Nasce in questi anni il cosiddetto italiano popolare. Il termine è stato coniato per la prima volta negli anni ’70 dall’allora Ministro dell’Istruzione De Mauro: egli si ispirò agli studi di un’antropologa su alcune lettere di una donna salentina, affetta da un disturbo nervoso, nota con lo pseudonimo di “tarantolata”. Il linguaggio di Anna esprime al meglio quei tratti dell’italiano imperfettamente acquisito, di chi ha come madre lingua il dialetto.
Se la tv ha avuto un ruolo così determinante nel processo di acculturazione delle classi popolari,oggi, a più di 30 anni dall’avvento della tv commerciale, ci si chiede se non abbia in definitiva causato l’effetto opposto: un’inculturazione generale, che ha gravato (neanche a dirlo!) soprattutto sui giovani: la cosiddetta “generazione del presente indicativo”.
Francesco Sabatini, Presidente dell’Accademia della Crusca, individua una funzione essenziale della televisione: fornire un modello linguistico (oltre che culturale) ai telespettatori.
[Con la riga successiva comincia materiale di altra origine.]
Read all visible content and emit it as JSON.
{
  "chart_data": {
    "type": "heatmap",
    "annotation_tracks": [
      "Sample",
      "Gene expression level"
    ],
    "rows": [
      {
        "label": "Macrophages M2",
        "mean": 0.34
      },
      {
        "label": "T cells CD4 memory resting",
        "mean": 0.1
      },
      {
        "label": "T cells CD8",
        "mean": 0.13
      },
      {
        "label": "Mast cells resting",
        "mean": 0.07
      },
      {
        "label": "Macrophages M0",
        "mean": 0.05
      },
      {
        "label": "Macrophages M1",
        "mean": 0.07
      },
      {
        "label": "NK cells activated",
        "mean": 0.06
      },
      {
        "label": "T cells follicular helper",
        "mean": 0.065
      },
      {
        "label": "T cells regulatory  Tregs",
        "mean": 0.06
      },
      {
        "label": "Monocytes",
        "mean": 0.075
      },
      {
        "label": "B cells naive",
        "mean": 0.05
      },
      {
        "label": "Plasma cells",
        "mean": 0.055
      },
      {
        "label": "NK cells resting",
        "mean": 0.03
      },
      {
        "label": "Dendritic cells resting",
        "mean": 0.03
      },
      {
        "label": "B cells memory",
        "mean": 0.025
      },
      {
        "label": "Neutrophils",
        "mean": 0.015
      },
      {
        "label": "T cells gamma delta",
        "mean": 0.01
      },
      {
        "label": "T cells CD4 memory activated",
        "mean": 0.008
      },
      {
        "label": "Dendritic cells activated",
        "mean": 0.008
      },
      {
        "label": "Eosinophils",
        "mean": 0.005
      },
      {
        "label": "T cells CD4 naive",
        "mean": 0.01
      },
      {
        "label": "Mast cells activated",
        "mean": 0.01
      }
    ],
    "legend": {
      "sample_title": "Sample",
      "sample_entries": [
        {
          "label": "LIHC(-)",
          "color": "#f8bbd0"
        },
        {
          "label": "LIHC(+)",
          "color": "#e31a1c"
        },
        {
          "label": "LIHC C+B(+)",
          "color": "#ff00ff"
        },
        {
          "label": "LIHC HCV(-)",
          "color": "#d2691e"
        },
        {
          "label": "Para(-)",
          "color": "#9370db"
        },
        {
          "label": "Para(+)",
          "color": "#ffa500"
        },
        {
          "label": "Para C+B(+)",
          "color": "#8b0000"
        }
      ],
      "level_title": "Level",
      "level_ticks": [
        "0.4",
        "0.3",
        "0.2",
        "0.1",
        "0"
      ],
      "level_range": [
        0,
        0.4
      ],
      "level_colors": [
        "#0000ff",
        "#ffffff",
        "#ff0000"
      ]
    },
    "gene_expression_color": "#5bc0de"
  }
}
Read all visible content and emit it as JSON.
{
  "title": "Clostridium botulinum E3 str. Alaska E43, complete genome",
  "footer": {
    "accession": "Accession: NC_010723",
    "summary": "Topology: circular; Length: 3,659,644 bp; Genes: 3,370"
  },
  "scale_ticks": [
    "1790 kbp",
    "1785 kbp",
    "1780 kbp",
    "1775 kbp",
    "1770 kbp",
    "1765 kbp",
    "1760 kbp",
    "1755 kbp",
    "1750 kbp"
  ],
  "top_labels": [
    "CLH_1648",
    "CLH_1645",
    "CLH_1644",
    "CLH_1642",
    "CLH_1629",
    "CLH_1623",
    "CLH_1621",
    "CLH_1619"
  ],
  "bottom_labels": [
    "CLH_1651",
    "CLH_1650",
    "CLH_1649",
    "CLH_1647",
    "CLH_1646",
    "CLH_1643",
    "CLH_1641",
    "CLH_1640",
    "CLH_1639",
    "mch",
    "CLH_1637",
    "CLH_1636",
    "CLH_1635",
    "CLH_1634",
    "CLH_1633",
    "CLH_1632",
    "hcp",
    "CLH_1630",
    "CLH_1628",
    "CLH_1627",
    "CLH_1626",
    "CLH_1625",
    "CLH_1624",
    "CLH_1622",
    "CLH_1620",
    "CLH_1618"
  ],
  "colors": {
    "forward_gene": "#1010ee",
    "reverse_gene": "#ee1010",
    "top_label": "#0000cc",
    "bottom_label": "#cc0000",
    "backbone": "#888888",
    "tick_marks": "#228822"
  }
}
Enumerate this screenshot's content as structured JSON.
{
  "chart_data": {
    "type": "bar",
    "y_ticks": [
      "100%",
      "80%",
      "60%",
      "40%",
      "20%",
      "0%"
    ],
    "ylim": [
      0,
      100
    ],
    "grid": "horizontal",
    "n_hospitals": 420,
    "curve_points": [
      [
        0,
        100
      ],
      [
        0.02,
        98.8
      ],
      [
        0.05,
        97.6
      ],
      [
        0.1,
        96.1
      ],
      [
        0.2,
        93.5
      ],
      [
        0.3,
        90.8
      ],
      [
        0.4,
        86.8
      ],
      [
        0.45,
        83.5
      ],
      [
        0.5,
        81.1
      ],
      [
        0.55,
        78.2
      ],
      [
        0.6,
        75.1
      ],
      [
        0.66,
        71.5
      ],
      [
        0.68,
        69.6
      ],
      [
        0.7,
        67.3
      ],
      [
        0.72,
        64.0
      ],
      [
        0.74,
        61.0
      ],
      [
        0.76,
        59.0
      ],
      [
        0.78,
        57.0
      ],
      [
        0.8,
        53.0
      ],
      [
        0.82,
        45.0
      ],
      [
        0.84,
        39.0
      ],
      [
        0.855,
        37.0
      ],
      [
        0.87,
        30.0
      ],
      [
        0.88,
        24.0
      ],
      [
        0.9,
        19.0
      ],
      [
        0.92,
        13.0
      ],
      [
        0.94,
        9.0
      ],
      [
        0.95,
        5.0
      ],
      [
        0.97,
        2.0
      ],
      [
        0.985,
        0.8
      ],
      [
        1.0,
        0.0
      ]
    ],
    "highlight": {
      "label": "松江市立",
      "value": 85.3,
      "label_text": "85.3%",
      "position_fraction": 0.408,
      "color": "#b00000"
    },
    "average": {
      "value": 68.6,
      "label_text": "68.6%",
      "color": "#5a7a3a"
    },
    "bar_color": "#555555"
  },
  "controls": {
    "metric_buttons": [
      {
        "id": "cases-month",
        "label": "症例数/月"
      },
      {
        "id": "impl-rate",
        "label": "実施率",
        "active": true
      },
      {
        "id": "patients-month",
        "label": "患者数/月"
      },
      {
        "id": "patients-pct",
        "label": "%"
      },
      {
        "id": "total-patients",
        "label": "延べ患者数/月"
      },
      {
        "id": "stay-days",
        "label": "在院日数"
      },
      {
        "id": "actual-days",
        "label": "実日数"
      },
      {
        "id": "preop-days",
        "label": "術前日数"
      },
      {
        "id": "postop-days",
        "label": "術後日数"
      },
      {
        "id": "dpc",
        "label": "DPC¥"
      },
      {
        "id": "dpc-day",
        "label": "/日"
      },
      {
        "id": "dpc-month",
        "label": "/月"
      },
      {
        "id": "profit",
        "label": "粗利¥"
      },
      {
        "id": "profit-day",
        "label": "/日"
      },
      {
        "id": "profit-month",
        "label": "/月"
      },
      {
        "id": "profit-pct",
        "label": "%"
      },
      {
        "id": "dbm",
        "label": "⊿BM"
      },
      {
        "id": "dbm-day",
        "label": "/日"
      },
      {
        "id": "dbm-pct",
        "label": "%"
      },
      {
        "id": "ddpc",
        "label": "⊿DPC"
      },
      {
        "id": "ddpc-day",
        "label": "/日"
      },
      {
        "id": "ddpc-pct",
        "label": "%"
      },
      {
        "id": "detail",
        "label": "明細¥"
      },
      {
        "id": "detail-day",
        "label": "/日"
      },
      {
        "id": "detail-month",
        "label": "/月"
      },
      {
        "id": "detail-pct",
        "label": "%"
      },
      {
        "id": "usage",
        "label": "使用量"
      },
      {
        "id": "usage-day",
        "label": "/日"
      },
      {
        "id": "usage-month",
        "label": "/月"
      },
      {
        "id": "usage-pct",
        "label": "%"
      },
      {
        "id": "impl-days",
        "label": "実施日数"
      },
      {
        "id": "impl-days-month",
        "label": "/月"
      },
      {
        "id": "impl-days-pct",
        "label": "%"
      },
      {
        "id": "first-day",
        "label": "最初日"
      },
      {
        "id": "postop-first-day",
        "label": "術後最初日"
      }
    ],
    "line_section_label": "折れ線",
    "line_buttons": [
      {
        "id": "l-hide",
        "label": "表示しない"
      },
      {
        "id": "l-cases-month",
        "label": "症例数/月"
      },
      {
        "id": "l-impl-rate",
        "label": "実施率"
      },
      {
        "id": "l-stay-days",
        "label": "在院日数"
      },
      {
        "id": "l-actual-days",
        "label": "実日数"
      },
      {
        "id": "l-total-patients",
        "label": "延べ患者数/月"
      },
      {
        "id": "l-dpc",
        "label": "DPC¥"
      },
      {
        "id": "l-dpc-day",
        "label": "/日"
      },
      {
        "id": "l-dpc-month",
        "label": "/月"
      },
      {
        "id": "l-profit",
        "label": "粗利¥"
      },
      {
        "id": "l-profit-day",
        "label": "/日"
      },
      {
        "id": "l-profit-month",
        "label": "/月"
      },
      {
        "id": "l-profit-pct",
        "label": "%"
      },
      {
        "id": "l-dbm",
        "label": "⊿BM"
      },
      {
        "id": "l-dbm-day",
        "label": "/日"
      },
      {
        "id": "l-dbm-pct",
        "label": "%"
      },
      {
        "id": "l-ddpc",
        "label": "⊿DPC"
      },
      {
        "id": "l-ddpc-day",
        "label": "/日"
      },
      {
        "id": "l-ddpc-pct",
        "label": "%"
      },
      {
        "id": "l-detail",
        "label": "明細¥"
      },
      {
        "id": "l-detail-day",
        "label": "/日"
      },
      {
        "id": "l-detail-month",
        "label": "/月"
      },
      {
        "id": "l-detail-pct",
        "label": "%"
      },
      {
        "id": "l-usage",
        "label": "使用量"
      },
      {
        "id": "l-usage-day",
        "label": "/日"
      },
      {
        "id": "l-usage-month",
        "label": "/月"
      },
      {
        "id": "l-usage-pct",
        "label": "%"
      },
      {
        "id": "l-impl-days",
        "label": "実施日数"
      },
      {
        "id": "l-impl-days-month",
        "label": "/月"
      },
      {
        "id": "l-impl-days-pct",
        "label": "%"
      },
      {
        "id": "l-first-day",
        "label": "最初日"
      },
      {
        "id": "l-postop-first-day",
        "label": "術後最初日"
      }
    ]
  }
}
Per fare un parallelismo considera l’italiano semplificato, privo di subordinate dell’ “everyman” Mike Buongiorno, una lingua formalmente impeccabile e perfettamente aderente al pubblico di allora, rispetto a quella dei talk show di oggi.
La tv non è, come molti credono, lo specchio riflesso della società in cui viviamo, è essa stessa promotrice di usi linguistici e valori, pertanto non deve sottrarsi al ruolo pedagogico che incarna.